Emmanuel Courcol : Je pensais aux spectateurs dès l'écriture du scénario, avec Irène Muscari. Nous en avons aussi parlé avec mon producteur. Je fais toujours ça. Je ne crois pas non plus que j'essayais de penser au marché. Ce n’est pas ce que j’avais à l’esprit. Mon souci principal était de m’assurer que le public ne quitte pas la salle désespéré. Il y a tellement de films tristes, ces temps-ci, que ça rend pessimiste sur toute la condition humaine. Si on ajoute ça à ça ce qui se passe déjà dans le monde et tout ce qu’on voit à la télévision, ça fait beaucoup. Je préfère faire en sorte que mes prochains se sentent un petit peu mieux quand les lumières se rallument.

Est-ce difficile de donner un tel rôle à la musique dans une histoire ? Ces deux hommes, qui sont très différents, apprennent grosso modo à communiquer à travers elle. C’est comme ça qu’ils se trouvent l'un l'autre.
Nous avons beaucoup réfléchi à cet équilibre, avec Irène et notre compositeur, Michel Petrossian, parce qu'il s'agissait de créer un paysage musical très nuancé et varié. La musique classique était notre point de départ, et ensuite nous sommes allés vers des choses plus populaires, pour que les deux puissent se croiser après. Mais le véritable point de rencontre pour ces deux frères devait être le jazz, bien sûr.
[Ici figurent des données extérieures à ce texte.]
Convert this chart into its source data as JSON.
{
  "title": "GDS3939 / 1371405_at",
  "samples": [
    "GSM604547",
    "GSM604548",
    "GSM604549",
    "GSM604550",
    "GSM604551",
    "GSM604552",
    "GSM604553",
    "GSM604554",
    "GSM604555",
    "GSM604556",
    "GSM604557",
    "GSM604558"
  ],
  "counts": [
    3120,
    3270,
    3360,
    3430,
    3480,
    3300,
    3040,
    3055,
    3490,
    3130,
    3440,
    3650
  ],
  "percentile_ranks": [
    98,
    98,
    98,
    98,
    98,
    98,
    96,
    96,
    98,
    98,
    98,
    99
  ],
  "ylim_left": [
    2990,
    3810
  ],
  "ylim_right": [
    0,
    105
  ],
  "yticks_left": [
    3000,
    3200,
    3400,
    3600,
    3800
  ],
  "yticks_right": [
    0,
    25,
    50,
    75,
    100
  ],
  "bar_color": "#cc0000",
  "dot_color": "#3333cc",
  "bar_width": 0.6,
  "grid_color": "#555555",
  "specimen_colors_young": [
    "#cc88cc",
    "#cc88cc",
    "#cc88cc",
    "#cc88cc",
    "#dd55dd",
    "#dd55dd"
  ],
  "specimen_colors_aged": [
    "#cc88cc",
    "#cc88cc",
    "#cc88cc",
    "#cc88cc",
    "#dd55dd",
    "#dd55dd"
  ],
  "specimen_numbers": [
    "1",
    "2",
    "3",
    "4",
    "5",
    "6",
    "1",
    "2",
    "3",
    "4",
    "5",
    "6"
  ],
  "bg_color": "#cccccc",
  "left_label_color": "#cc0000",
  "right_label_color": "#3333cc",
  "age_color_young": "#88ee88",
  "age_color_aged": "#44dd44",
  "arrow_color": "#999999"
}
Tout le monde répète sans cesse qu’on peut toujours faire mieux et avoir des objectifs plus élevés. Ici, quand Thibaut dit à Jimmy qu'il "peut faire mieux", du moins mieux que la vie qu’il mène, ça devient un piège.
Thibaut vient d’un monde d’excellence : dans la musique, la culture et l'éducation. Son milieu n’est accessible qu’à de rares heureux élus, mais il est parvenu à le conquérir et à y trouver la gloire. Afin de réussir, il a dû avoir le sens de la compétition. Ça lui vient naturellement, mais quand il se met à dire à Jimmy qu’il devrait faire mieux lui aussi, en utilisant les mêmes mots que ceux qu’il s'entendait dire enfant, c'est plus lié à son sentiment de culpabilité. On pourrait dire que Thibaut a eu une meilleure donne dans la vie. Quand son frère essaie de le rattraper et de suivre les règles établies par lui, forcément que ça tourne mal. Thibaut a des bonnes intentions, mais Jimmy n'est tout simplement pas prêt.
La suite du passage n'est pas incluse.